Personal information
- Born: 19 March 2005 (age 21) Caringbah, New South Wales, Australia
- Batting: Right-handed
- Bowling: Right-arm medium
- Role: Bowler

Domestic team information
- 2024-: Queensland

Career statistics
| Competition | FC | LA |
| Matches | 13 | 10 |
| Runs scored | 129 | 6 |
| Batting average | 10.75 | 6.00 |
| 100s/50s | 0/0 | 0/0 |
| Top score | 36* | 6* |
| Balls bowled | 2,011 | 440 |
| Wickets | 29 | 15 |
| Bowling average | 35.58 | 34.60 |
| 5 wickets in innings | 0 | 0 |
| 10 wickets in match | 0 | 0 |
| Best bowling | 4/32 | 4/50 |
| Catches/stumpings | 3/– | 2/– |
- Source: ESPNcricinfo, 23 September 2026

= Tom Straker =

Australian cricketer (born 2005)

Tom Straker (born 19 March 2005) is an Australian cricketer who plays for the Queensland cricket team. He is a right-arm medium pace bowler and right-handed batsman.

==Career==
He made his debut for the Australia national under-19 cricket team against England U19 in January 2023. He was selected to tour England with the Australia U19 side in July 2023. He was a member of the NSW Metro side that won the Australian national U19 title in December 2023.

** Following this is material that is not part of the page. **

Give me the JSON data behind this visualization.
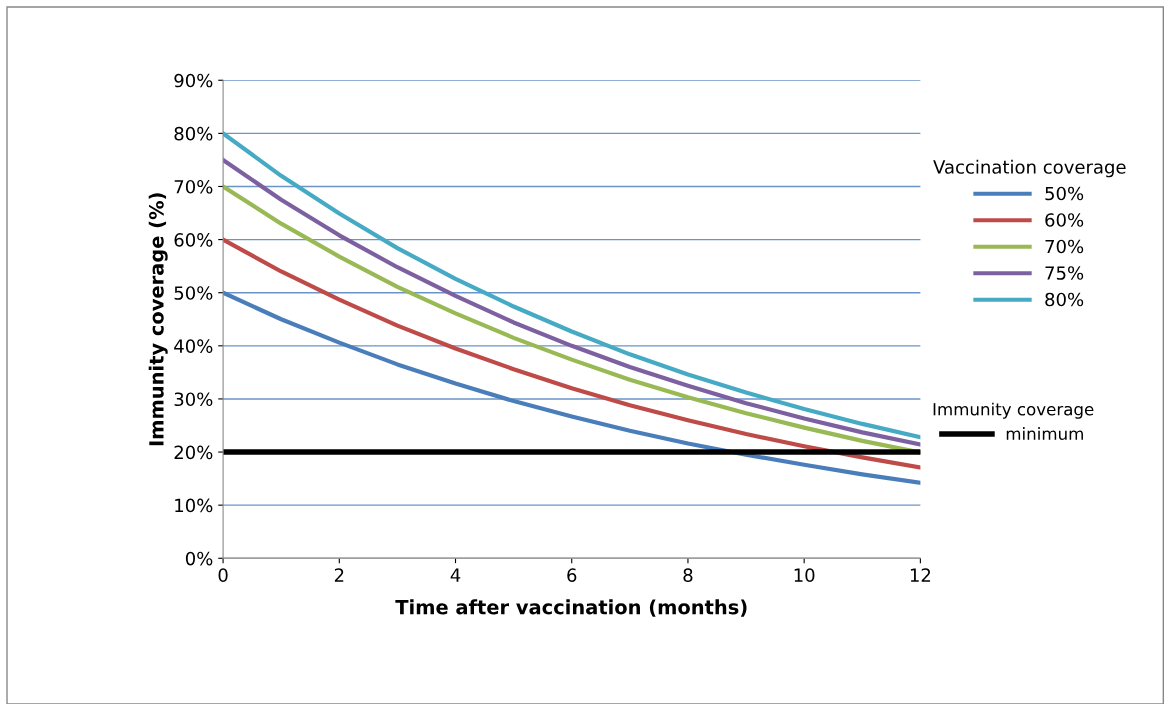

He played for Australia U19 as they won the 2024 Under-19 Cricket World Cup, taking six wickets for 24 runs in a man-of-the-match performance in the semi-final against Pakistan U19 in February 2024. This was the best figures ever recorded in a U19 World Cup semi final or final, eclipsing the 6-25 set in 2014 by Kagiso Rabada.

He signed a rookie contract with Queensland cricket team in April 2024. He made his List A debut for Queensland Bulls on 25 September 2024 against Tasmania Tigers in the One-Day Cup. He made his first-class debut for Queensland on 8 October 2024 against Western Australia in the Sheffield Shield. His best bowling figures in his debut season was when he took 4/87 against NSW. He was upgraded to a full time contract in May 2025.

==Personal life==
A member of Sutherland Cricket Club, he is nicknamed 'Monster Truck'.